Herkömmlich rotierend und pulsierend oder besser Schall? Was genau ist eigentlich der Unterschied und vor allem, was ist das Richtige für Sie?

Lange galten elektrische Zahnbürsten als unnötig oder wurden schlicht als technische Spielerei abgetan. Aber die Zeiten sind vorbei. Die Elektrischen sind in Deutschland weiter auf dem Vormarsch und dabei den Handzahnbürsten den Rang abzulaufen. Vermutlich auch weil viele Experten und Zahnärzte oft zum Umstieg raten. Aber das ist mittlerweile gar nicht mehr die einzige Frage die sich in dem Zusammenhang stellt. Soll es eine klassische elektrische Zahnbürste sein oder doch besser eine moderne Schallzahnbürste? Welches System putzt besser und was sind eigentlich genau die Unterschiede?
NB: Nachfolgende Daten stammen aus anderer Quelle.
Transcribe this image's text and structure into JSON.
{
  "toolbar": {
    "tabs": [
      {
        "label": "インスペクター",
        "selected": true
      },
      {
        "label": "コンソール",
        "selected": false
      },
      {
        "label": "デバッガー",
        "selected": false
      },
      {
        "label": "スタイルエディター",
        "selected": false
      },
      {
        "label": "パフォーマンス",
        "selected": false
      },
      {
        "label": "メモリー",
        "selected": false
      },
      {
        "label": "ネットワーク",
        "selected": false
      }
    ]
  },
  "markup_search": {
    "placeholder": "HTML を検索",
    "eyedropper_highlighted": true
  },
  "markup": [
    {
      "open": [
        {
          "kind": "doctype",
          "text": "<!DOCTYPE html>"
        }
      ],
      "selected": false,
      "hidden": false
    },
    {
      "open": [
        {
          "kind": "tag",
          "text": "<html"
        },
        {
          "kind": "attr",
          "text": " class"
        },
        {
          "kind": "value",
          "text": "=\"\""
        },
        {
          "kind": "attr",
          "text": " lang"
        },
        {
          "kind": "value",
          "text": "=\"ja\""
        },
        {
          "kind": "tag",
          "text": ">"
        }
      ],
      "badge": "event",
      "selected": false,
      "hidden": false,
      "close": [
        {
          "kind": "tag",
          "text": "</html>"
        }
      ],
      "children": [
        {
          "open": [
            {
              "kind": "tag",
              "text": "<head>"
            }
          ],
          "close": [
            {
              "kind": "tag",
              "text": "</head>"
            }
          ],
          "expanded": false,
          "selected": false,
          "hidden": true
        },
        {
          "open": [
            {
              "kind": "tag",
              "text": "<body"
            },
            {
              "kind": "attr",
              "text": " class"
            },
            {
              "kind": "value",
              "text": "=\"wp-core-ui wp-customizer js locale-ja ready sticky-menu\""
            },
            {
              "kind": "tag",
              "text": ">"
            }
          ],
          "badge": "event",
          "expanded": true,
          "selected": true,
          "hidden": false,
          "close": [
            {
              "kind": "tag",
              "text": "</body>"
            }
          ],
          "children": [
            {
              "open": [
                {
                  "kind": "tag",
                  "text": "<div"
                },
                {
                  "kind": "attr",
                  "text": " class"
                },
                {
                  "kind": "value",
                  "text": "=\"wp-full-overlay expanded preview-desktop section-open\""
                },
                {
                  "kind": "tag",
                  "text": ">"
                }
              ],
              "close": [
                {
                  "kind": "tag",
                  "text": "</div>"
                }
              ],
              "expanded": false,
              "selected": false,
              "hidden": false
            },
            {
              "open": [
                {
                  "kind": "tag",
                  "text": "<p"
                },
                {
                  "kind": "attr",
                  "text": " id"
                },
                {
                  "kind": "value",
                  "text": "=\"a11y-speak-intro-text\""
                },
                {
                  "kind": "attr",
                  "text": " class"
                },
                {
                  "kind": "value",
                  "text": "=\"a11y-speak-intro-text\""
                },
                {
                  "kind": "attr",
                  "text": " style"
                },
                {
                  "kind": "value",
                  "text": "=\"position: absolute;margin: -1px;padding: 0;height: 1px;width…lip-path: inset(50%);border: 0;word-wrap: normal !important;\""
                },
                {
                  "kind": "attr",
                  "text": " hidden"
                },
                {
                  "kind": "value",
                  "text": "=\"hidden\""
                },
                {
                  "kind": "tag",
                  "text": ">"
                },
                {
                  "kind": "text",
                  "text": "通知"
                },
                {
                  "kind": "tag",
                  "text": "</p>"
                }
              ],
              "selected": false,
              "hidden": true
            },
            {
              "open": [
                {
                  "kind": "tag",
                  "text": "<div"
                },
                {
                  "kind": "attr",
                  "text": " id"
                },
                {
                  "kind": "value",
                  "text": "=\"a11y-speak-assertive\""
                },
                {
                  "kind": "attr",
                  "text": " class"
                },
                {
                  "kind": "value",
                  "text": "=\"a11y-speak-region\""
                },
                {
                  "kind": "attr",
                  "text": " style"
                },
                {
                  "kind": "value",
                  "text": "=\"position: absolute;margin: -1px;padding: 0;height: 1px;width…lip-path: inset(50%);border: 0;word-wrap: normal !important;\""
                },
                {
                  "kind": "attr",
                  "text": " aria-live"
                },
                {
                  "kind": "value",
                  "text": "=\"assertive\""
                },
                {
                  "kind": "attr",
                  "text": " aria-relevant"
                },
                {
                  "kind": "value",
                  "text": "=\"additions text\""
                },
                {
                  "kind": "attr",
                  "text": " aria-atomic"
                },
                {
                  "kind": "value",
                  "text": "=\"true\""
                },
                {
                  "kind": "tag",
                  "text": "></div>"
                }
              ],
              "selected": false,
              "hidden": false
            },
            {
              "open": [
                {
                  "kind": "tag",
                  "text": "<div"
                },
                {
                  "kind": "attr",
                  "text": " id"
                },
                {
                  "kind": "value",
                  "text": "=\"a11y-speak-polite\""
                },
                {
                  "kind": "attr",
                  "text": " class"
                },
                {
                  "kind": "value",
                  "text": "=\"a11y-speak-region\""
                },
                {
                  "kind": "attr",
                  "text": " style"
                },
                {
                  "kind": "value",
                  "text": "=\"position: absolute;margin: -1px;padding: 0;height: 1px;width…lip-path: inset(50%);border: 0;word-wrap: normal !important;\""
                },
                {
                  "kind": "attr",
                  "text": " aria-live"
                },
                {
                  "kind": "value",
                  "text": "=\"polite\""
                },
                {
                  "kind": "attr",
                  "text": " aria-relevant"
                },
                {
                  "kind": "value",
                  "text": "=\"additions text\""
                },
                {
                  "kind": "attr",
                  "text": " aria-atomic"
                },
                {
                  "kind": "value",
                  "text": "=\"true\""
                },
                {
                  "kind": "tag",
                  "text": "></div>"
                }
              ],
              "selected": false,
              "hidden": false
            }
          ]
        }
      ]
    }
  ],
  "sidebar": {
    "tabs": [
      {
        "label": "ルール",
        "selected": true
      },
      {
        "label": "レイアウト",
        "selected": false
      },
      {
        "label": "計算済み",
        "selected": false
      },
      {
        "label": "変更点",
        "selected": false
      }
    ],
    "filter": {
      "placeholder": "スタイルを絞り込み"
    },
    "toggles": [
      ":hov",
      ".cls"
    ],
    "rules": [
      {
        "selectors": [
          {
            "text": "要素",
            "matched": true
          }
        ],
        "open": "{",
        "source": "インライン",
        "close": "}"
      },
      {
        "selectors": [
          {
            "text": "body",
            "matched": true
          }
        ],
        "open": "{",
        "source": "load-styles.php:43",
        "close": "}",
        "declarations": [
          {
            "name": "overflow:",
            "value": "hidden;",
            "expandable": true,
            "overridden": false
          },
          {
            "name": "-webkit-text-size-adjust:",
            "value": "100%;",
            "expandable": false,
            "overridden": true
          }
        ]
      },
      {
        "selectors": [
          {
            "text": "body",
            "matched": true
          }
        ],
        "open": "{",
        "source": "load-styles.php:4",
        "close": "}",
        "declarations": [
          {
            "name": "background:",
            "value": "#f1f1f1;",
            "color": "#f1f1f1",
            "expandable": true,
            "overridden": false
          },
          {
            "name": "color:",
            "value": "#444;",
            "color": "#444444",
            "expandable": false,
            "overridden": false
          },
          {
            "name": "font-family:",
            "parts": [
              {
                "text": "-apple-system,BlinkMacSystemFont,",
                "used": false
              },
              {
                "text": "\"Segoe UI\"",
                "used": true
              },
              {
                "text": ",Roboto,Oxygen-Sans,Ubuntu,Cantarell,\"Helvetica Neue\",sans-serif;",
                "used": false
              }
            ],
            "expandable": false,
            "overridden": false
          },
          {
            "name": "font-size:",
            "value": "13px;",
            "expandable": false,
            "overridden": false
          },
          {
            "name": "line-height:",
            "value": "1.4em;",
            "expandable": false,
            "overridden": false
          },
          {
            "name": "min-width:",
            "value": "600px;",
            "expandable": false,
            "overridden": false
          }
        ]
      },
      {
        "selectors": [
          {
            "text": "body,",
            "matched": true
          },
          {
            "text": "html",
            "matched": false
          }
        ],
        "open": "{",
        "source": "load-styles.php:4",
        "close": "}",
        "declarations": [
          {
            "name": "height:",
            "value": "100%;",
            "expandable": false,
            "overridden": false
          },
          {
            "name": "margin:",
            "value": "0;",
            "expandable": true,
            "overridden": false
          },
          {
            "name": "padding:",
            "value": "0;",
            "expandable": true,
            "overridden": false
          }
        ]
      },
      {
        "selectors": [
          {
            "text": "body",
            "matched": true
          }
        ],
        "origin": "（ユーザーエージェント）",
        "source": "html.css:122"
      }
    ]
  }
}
Wir wollen diese Fragen hier klären und rausfinden welche Technik die richtige Wahl für Sie ist.

Schneller ist besser?

Traditionelle elektrische Zahnbürsten, wie etwa die Braun Oral-B Vitality, bilden die optimale Putzbewegung, die wir alle als Kinder mal gelernt haben, über Rotationen nach. Dabei wird der kleine runde Bürstenkopf rund 5.000 Mal pro Minute hin und her rotiert. Viele Modelle lassen den Kopf dabei zusätzlich auch noch pulsieren, also leicht vor und zurück bewegen. Schallzahnbürsten rotieren nicht, sondern schwingen und das sehr schnell. Hier wird der Bürstenkopf etwa 30.000 – 40.000 Mal pro Minute bewegt, die Zähne werden also nicht etwa durch Schallwellen gereinigt, sondern ebenfalls mit den Borsten. Der Unterschied ist hier lediglich, dass die Bürste nicht durch einen Elektromotor angetrieben werden, sondern über einen elektrischen Schallwandler. Leicht erkennbar sind die Schallzahnbürsten an der ovalen Form des Bürstenkopfes, der dem einer herkömmlichen Handzahnbürste gleicht.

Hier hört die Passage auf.